Jackson, 1832

Feb. 1, 2021

Jackson, 1832

Builder: Washington Navy Yard

Commissioned: 1832

Decommissioned: sold 18 October 1865

Length: 73' 4"

Navigation Draft: 9' 7" (maximum)

Beam: 20' 6"

Displacement: 112 tons

Propulsion: topsail schooner

Maximum Speed: NA

Complement: 20-24

Armament: Much variation, typical was four 6-9 pdrs.

Cutter History:

The Jackson was one of the 13 cutters of the Morris-Taney Class.  These cutters were the backbone of the Service for more than a decade Samuel Humphreys designed these cutters for roles as diverse as fighting pirates, privateers, combating smugglers and operating with naval forces.  He designed the vessels on a naval schooner concept.  They had Baltimore Clipper lines. The vessels built by Webb and Allen, designed by Isaac Webb, resembled Humphreys' but had one less port.
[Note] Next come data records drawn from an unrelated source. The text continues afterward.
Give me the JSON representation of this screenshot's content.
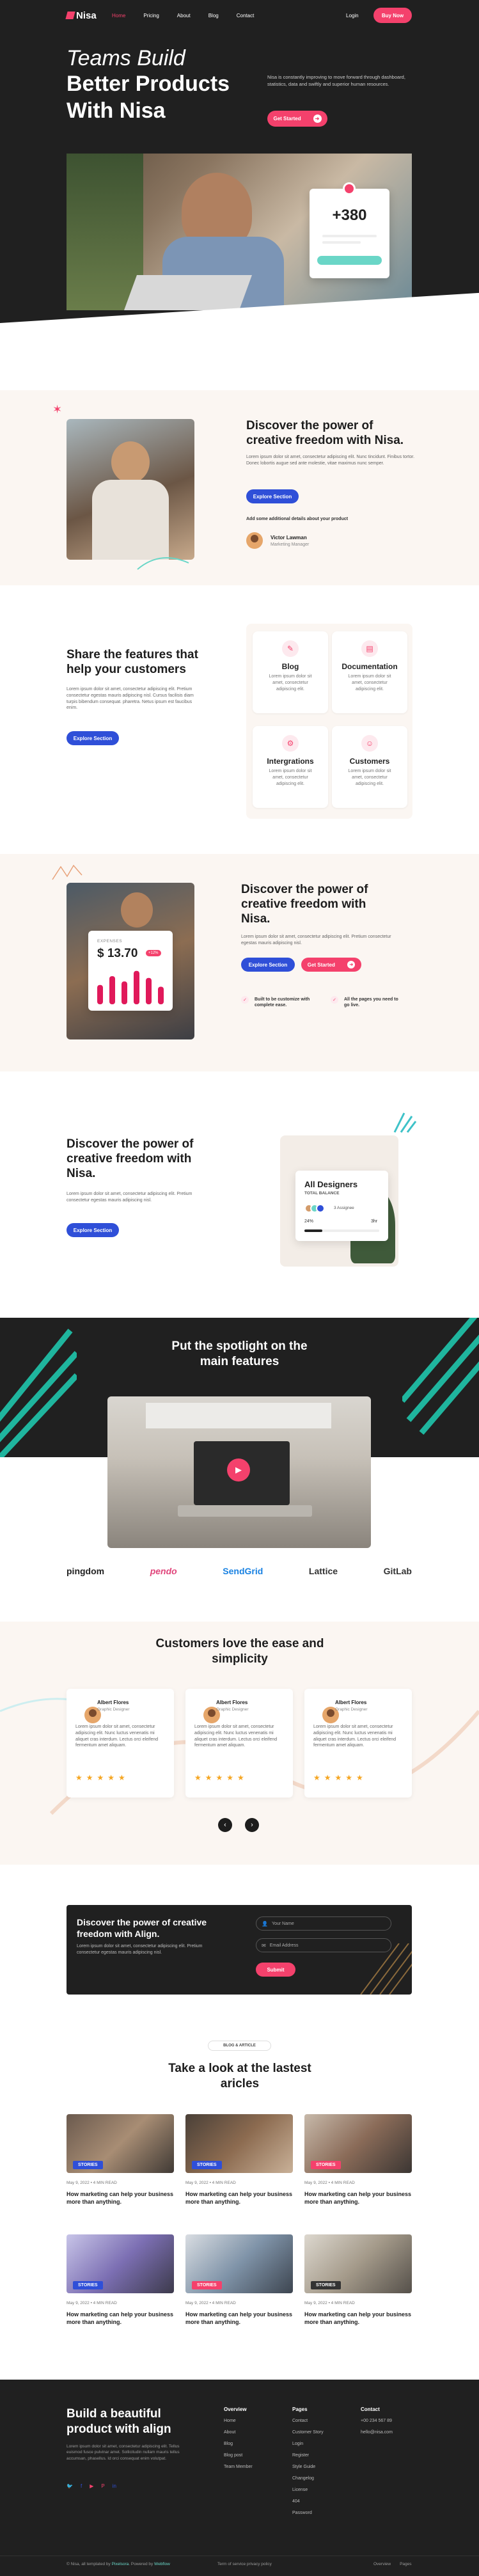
{
  "nav": {
    "logo": "Nisa",
    "links": [
      "Home",
      "Pricing",
      "About",
      "Blog",
      "Contact"
    ],
    "login": "Login",
    "buy": "Buy Now"
  },
  "hero": {
    "line1": "Teams Build",
    "line2": "Better Products",
    "line3": "With Nisa",
    "desc": "Nisa is constantly improving to move forward through dashboard, statistics, data and swiftly and superior human resources.",
    "cta": "Get Started",
    "stat": "+380"
  },
  "s1": {
    "title": "Discover the power of creative freedom with Nisa.",
    "desc": "Lorem ipsum dolor sit amet, consectetur adipiscing elit. Nunc tincidunt. Finibus tortor. Donec lobortis augue sed ante molestie, vitae maximus nunc semper.",
    "cta": "Explore Section",
    "note": "Add some additional details about your product",
    "name": "Victor Lawman",
    "role": "Marketing Manager"
  },
  "s2": {
    "title": "Share the features that help your customers",
    "desc": "Lorem ipsum dolor sit amet, consectetur adipiscing elit. Pretium consectetur egestas mauris adipiscing nisl. Cursus facilisis diam turpis bibendum consequat. pharetra. Netus ipsum est faucibus enim.",
    "cta": "Explore Section",
    "cards": [
      {
        "title": "Blog",
        "desc": "Lorem ipsum dolor sit amet, consectetur adipiscing elit."
      },
      {
        "title": "Documentation",
        "desc": "Lorem ipsum dolor sit amet, consectetur adipiscing elit."
      },
      {
        "title": "Intergrations",
        "desc": "Lorem ipsum dolor sit amet, consectetur adipiscing elit."
      },
      {
        "title": "Customers",
        "desc": "Lorem ipsum dolor sit amet, consectetur adipiscing elit."
      }
    ]
  },
  "s3": {
    "title": "Discover the power of creative freedom with Nisa.",
    "desc": "Lorem ipsum dolor sit amet, consectetur adipiscing elit. Pretium consectetur egestas mauris adipiscing nisl.",
    "cta1": "Explore Section",
    "cta2": "Get Started",
    "b1": "Built to be customize with complete ease.",
    "b2": "All the pages you need to go live.",
    "exp_label": "EXPENSES",
    "exp_value": "$ 13.70",
    "exp_badge": "+12%",
    "bars": [
      0.55,
      0.8,
      0.65,
      0.95,
      0.75,
      0.5
    ]
  },
  "s4": {
    "title": "Discover the power of creative freedom with Nisa.",
    "desc": "Lorem ipsum dolor sit amet, consectetur adipiscing elit. Pretium consectetur egestas mauris adipiscing nisl.",
    "cta": "Explore Section",
    "card_title": "All Designers",
    "card_sub": "TOTAL BALANCE",
    "assign": "3 Assignee",
    "p1": "24%",
    "p2": "3hr"
  },
  "s5": {
    "title": "Put the spotlight on the main features",
    "logos": [
      "pingdom",
      "pendo",
      "SendGrid",
      "Lattice",
      "GitLab"
    ]
  },
  "s6": {
    "title": "Customers love the ease and simplicity",
    "cards": [
      {
        "name": "Albert Flores",
        "role": "Graphic Designer",
        "text": "Lorem ipsum dolor sit amet, consectetur adipiscing elit. Nunc luctus venenatis mi aliquet cras interdum. Lectus orci eleifend fermentum amet aliquam."
      },
      {
        "name": "Albert Flores",
        "role": "Graphic Designer",
        "text": "Lorem ipsum dolor sit amet, consectetur adipiscing elit. Nunc luctus venenatis mi aliquet cras interdum. Lectus orci eleifend fermentum amet aliquam."
      },
      {
        "name": "Albert Flores",
        "role": "Graphic Designer",
        "text": "Lorem ipsum dolor sit amet, consectetur adipiscing elit. Nunc luctus venenatis mi aliquet cras interdum. Lectus orci eleifend fermentum amet aliquam."
      }
    ],
    "stars": "★★★★★"
  },
  "s7": {
    "title": "Discover the power of creative freedom with Align.",
    "desc": "Lorem ipsum dolor sit amet, consectetur adipiscing elit. Pretium consectetur egestas mauris adipiscing nisl.",
    "name_ph": "Your Name",
    "email_ph": "Email Address",
    "submit": "Submit"
  },
  "s8": {
    "eyebrow": "BLOG & ARTICLE",
    "title": "Take a look at the lastest aricles",
    "posts": [
      {
        "tag": "STORIES",
        "tagColor": "#2f4fd8",
        "meta": "May 9, 2022 • 4 MIN READ",
        "title": "How marketing can help your business more than anything."
      },
      {
        "tag": "STORIES",
        "tagColor": "#2f4fd8",
        "meta": "May 9, 2022 • 4 MIN READ",
        "title": "How marketing can help your business more than anything."
      },
      {
        "tag": "STORIES",
        "tagColor": "#f4416c",
        "meta": "May 9, 2022 • 4 MIN READ",
        "title": "How marketing can help your business more than anything."
      },
      {
        "tag": "STORIES",
        "tagColor": "#2f4fd8",
        "meta": "May 9, 2022 • 4 MIN READ",
        "title": "How marketing can help your business more than anything."
      },
      {
        "tag": "STORIES",
        "tagColor": "#f4416c",
        "meta": "May 9, 2022 • 4 MIN READ",
        "title": "How marketing can help your business more than anything."
      },
      {
        "tag": "STORIES",
        "tagColor": "#333333",
        "meta": "May 9, 2022 • 4 MIN READ",
        "title": "How marketing can help your business more than anything."
      }
    ]
  },
  "footer": {
    "title": "Build a beautiful product with align",
    "desc": "Lorem ipsum dolor sit amet, consectetur adipiscing elit. Tellus euismod fusce pulvinar amet. Sollicitudin nullam mauris tellus accumsan, phasellus. Id orci consequat enim volutpat.",
    "col1": {
      "title": "Overview",
      "items": [
        "Home",
        "About",
        "Blog",
        "Blog post",
        "Team Member"
      ]
    },
    "col2": {
      "title": "Pages",
      "items": [
        "Contact",
        "Customer Story",
        "Login",
        "Register",
        "Style Guide",
        "Changelog",
        "License",
        "404",
        "Password"
      ]
    },
    "col3": {
      "title": "Contact",
      "items": [
        "+00 234 567 89",
        "hello@nisa.com"
      ]
    },
    "copy_a": "© Nisa, all templated by",
    "copy_b": "Pixelsora",
    "copy_c": ". Powered by",
    "copy_d": "Webflow",
    "terms": "Term of service privacy policy",
    "links": [
      "Overview",
      "Pages"
    ]
  }
}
The Jackson's first duty was to enforce the 1828 Tariff Law during the Nullification Crisis in Charleston, SC.  On 25 November 1834 she sailed for the Chesapeake Bay and until April 1836 sailed along the coast on inspection duty for the Revenue Service and to inspect lighthouses. From May 1836 through June 1838, she performed duty on the west coast of Florida during the Seminole War.  Between 1838 and the Civil War she performed customs duties at Baltimore, MD, Mobile, AL, New Orleans, LA, Newport, RI, and Eastport, ME.  During the Civil War, Jackson served in Baltimore and was sold on 31 October 1865.


Donald Canney.  U.S. Coast Guard and Revenue Cutters, 1790-1935.  Annapolis, MD: Naval Institute Press, 1995.

U.S. Coast Guard.  Record of Movements: Vessels of the United States Coast Guard: 1790 - December 31, 1933.  Washington, DC: U.S. Government Printing Office, 1934; 1989 (reprint).